Kalida EMS and Fire volunteer Dick Schulte - Putnam Sentinel
Dick Schulte amid the fire and EMS vehicles he's used to help save lives for over four decades. (Putnam Sentinel)

KALIDA — First responders - those men and women who always act whenever there is a fire, medical event, or safety issue in their community - are being honored in the State of Ohio this week. April 29 - May 5 of this year has been designated as the ‘Week of Appreciation’ for Ohio’s first responders.

Locally, The ADAMHS Board, along with other Boards in the region, worked with the Toledo Mud Hens to sponsor a Night of Appreciation. The special event takes place tomorrow night, May 2, for first responders and their families. The ADAMHS Boards are purchasing the tickets to the game for first responders on this night, and a reduced rate is available for first responders for any Mud Hens home game throughout the month of May.

Along with the Putnam County Health Dept.,the ADAMHS Board is also helping to sponsor Narcan training for businesses and first responders. And the Board purchased tokens of appreciation for area first responders which will be distributed throughout the week.

Beyond expressing appreciation, the Sentinel sought to better understand what it means to be a first responder in Putnam County. We spoke with long time Kalida Fire and

See Schulte/A2

EMS volunteer Dick Schulte to learn more about his experiences, and what motivates him to keep serving his community.

A volunteer with the department since 1974, and a Kalida volunteer firefighter since 1971, when asked first joining the two departments, Mr. Schulte indicated it was something he’d always wanted to do. And, that he even moved into to town for the chance, saying, “That was a goal. Being a country boy, I didn’t know if that was ever going to materialize. But, that was the goal.”
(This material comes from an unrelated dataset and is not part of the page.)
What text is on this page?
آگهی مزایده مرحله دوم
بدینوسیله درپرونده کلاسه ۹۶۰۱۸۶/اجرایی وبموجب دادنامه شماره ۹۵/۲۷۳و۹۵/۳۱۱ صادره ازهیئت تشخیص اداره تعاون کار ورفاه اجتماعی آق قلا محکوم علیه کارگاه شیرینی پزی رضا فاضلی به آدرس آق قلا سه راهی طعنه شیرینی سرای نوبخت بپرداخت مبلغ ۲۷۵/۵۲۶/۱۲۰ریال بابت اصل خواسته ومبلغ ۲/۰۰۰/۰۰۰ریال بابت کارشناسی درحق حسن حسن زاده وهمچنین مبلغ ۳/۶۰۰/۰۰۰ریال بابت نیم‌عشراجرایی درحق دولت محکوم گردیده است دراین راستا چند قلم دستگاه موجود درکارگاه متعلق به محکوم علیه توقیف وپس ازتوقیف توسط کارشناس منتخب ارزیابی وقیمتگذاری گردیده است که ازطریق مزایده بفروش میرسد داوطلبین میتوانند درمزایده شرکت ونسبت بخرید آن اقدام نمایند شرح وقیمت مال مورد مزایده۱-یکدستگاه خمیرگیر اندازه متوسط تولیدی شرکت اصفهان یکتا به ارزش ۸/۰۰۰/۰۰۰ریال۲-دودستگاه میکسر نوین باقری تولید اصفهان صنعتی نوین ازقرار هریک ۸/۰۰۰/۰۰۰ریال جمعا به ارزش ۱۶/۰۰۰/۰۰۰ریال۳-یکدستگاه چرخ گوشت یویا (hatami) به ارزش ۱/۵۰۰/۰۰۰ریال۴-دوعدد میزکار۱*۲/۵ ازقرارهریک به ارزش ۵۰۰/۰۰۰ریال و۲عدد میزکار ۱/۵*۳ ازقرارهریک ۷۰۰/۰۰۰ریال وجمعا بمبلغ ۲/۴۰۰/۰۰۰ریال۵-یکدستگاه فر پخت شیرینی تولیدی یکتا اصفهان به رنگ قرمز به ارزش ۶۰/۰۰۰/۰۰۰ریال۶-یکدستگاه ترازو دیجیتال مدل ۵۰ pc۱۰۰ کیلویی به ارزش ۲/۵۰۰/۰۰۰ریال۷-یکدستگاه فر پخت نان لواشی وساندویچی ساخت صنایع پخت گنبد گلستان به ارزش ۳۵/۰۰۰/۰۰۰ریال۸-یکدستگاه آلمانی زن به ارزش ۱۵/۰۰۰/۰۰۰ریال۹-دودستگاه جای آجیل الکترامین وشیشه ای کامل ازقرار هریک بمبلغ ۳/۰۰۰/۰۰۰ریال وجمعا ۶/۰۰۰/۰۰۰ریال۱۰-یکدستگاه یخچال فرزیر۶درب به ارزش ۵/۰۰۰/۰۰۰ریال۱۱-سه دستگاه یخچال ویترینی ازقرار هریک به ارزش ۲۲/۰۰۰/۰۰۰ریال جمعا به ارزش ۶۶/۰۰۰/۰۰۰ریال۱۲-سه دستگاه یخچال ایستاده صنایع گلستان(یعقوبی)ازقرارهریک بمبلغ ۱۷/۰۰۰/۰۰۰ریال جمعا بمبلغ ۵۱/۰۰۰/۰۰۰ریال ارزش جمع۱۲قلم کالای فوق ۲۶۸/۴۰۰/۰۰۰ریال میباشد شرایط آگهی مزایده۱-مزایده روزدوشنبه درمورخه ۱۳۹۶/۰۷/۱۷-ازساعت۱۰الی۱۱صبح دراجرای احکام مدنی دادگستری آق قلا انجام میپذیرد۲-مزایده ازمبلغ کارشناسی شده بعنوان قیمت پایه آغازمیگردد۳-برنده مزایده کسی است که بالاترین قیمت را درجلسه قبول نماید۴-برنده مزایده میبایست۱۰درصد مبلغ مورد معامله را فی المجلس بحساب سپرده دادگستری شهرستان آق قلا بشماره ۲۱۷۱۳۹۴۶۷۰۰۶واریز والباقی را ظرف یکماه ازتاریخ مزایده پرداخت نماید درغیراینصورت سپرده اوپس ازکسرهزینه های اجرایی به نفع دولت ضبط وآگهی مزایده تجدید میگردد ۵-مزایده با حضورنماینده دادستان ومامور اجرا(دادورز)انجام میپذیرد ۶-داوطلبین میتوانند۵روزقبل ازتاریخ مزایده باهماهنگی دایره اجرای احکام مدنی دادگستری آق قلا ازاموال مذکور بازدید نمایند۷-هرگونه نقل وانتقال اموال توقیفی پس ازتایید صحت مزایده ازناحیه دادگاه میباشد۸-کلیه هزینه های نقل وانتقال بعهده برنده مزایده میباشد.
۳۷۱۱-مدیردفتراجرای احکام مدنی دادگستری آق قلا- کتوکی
“Being there to help somebody else, you know,” he continues, expressing a desire to help his community. “Do what you can do. Whether it’s EMS, whether it’s the fire department, somebody wants some help no matter if it’s fire, flood, heavy rescue. There’s always somebody looking for help. It’s a community thing.”

There were 25 Kalida EMS volunteers when Mr. Schulte first joined. Now, there are 10, and a few more is always appreciated. When asked what those who may be thinking of joining should expect, he says, “It’s still a lot of training. We have more nursing home calls, and elderly people. Whether they fall in the kitchen, fall going the bathroom, it’s still probably the elderly that you’re dealing with the biggest share of the time.”

“That’s as far as EMS. With the fire department, we still have our fires, but there’s probably more training than we have fires. But, with the changes on everything, you need to stay up on the training. It’s things like truck checks. We just checked it two weeks ago, and it will get checked two weeks later. To make sure that when the pager goes, we go. That we’re ready to go.”

So, apart from the runs themselves, continual training and keeping the equipment ready for whenever a call may come is the bulk of the regular tasks for EMS and fire volunteers. But, that’s not the motivation. The desire to help your community is what a volunteer needs.

“It’s not all glory,” Mr. Schulte says. “It’s glory with what you set your mind at, what you can help people at…There’s what you call good runs, and then there’s run-of-the-mill runs, so to speak…There are some runs that really stick with you. I guess I’ll probably never forget them. At least you go. Maybe you don’t get a good outcome, but you try. You do what you can do to make the outcome better.”

Today, there’s more support for volunteers in these situations as well. When the worst happens, a number of people show up, including those who are there to provide mental health care for first responders still processing what happened.

“We’ve got people that come-in during the debriefing,” Mr. Schulte says. “We’ll help people out, trying to get past the bad run…You aren’t always going to get that little baby. Which is a very tough run, no matter what. There, it normally has to do with choking or breathing.”

In such situations, it was noted, time is a precious thing and every second counts. “Right,” Mr. Schulte agreed, and then offered a reminder on the importance of moving over to the side of the road whenever flashing lights from emergency vehicles come into view while driving.

“Something the community could do much better is signage,” he continues. “House number signs, road signs - because if you can’t find a place, you aren’t going to do anybody any good…Street signs, road signs, house numbers, to me it’s’ very important.”

“Another thing that’s very important is getting down into the school, and teaching the younger kids. Because things really seem to stick with the younger kids, whether smoke detectors, [playing with] matches. They have a good thing with Farm Safety. It’s very good for the younger kids. If they remember just one point, it’s well worth it.”

“Hopefully, the individuals coming out of school see it as more than just graduating. I mean, there’s a community back home when you get out of college, someplace, waiting for them to pick up and do a little volunteerism. And, it doesn’t have to be the fire department, EMS, you can go work at the local church, park, or what have you. There’s always volunteerism. Somebody needs to pick it up, and keep it going.”